2. Formula for 95% Confidence Interval
For a given coefficient \(\beta_j\), the 95% confidence interval is given by:
\[
\hat{\beta}_j \pm t_{n-k,0.975} \cdot SE(\hat{\beta}_j)
\]
Where:
- \(\hat{\beta}_j\) is the OLS estimate of the j-th coefficient
- \(t_{n-k,0.975}\) is the 97.5th percentile of the t-distribution with n-k degrees of freedom
- n is the number of observations
- k is the number of predictors (including the intercept)
- \(SE(\hat{\beta}_j)\) is the standard error of \(\hat{\beta}_j\)
3. Calculating the Standard Error
The standard error for \(\hat{\beta}_j\) is given by:
\[
SE(\hat{\beta}_j) = \sqrt{\hat{\sigma}^2 \cdot [(X'X)^{-1}]_{jj}}
\]
Where:
- \(\hat{\sigma}^2\) is the estimate of the error variance: \(\hat{\sigma}^2 = \frac{RSS}{n-k}\)
- RSS is the Residual Sum of Squares
- \([(X'X)^{-1}]_{jj}\) is the j-th diagonal element of \((X'X)^{-1}\)
4. Interpretation
A 95% confidence interval means that if we were to repeat the sampling process many times and calculate the confidence interval each time, about 95% of these intervals would contain the true population parameter.
For a given sample:
- If the interval doesn't contain 0, we can conclude that the coefficient is statistically significant at the 5% level.
- The width of the interval provides information about the precision of the estimate.
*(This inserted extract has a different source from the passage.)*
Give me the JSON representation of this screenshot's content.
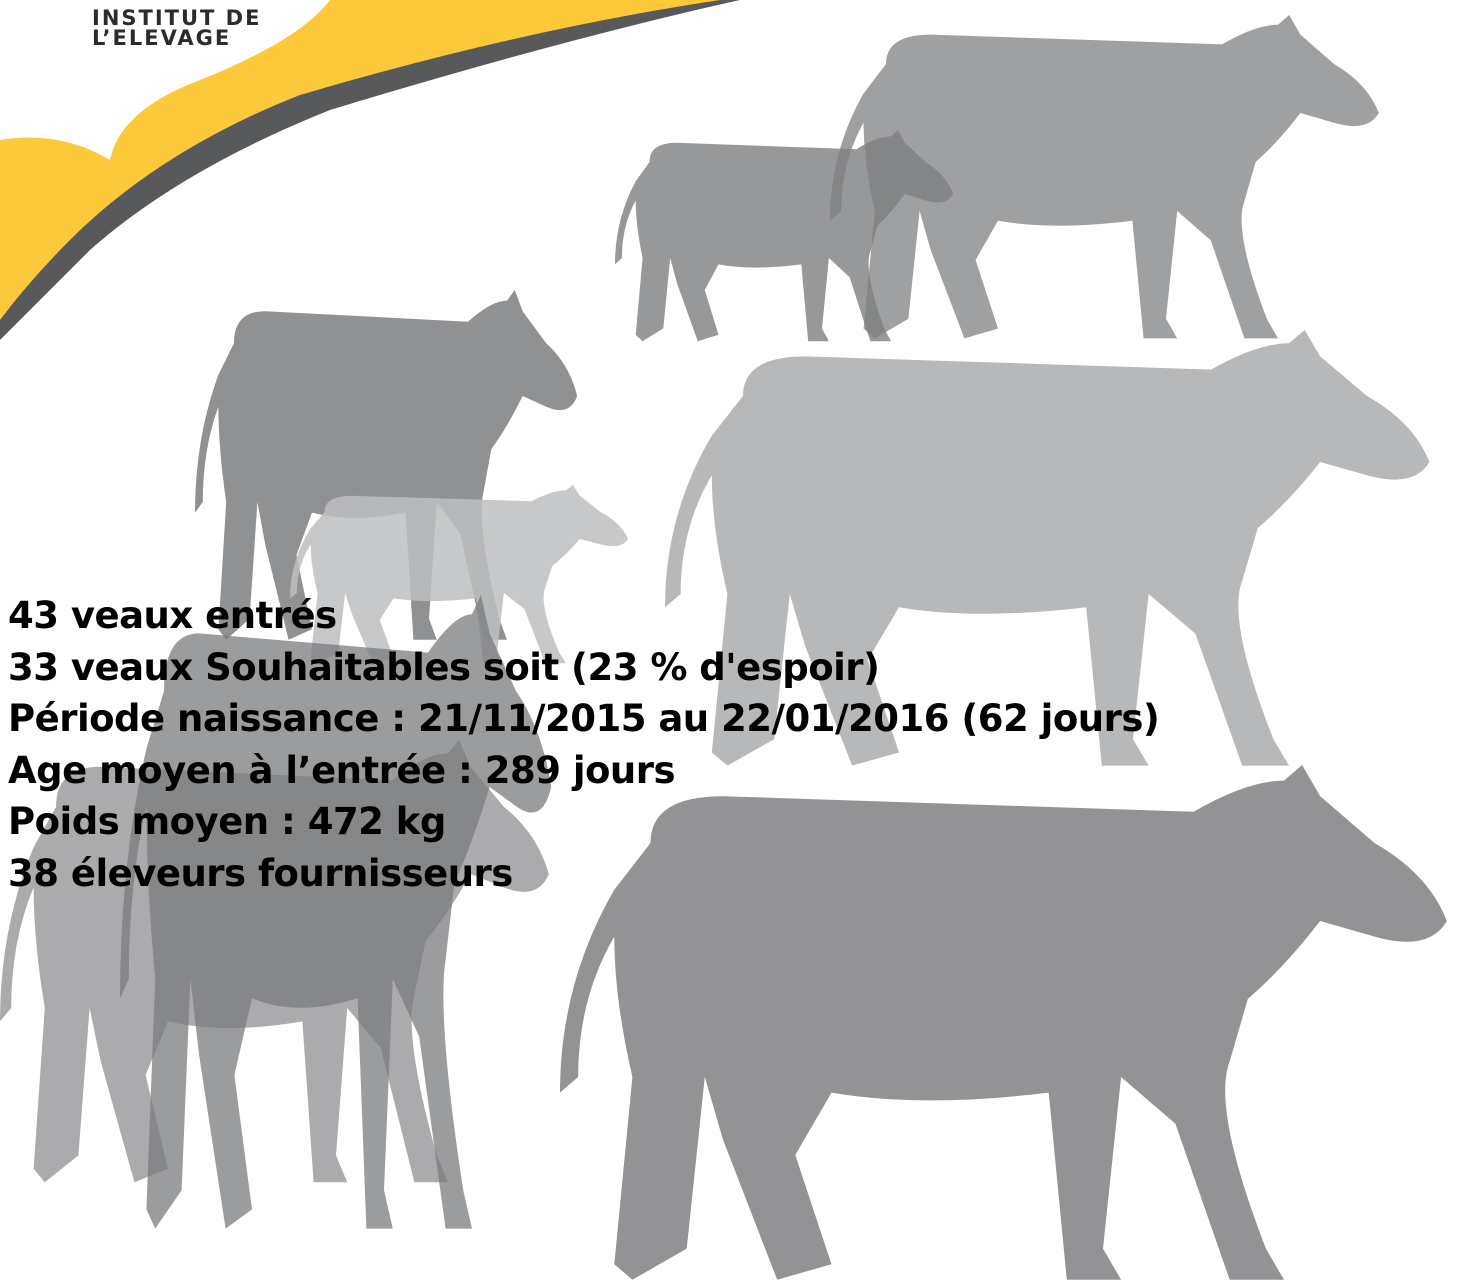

Narrower intervals indicate more precise estimates.
5. Assumptions
The validity of these confidence intervals relies on several assumptions:
- Linearity: The relationship between X and Y is linear.
- Independence: The observations are independent of each other.
- Homoscedasticity: The variance of the residuals is constant.
- Normality: The residuals are normally distributed.
- No perfect multicollinearity among the predictors.
Violation of these assumptions can lead to incorrect confidence intervals.
6. Example Calculation
Suppose we have the following results for a coefficient \(\beta_1\):
- \(\hat{\beta}_1 = 2.5\)
- \(SE(\hat{\beta}_1) = 0.5\)
- n = 100, k = 3
- \(t_{97,0.975} \approx 1.98\) (from t-distribution table)
The 95% confidence interval would be:
\[
\begin{aligned}
2.5 \pm 1.98 \cdot 0.5 &= 2.5 \pm 0.99 \\
&= [1.51, 3.49]
\end{aligned}
\]
Interpretation: We are 95% confident that the true population value of \(\beta_1\) lies between 1.51 and 3.49.
7. Considerations
- For large samples, the t-distribution approaches the normal distribution, so z-scores may be used instead of t-scores.
- In the presence of heteroscedasticity, robust standard errors (e.g., White's standard errors) should be used to calculate more accurate confidence intervals.
- For non-linear models or when assumptions are violated, bootstrap methods can be used to construct confidence intervals.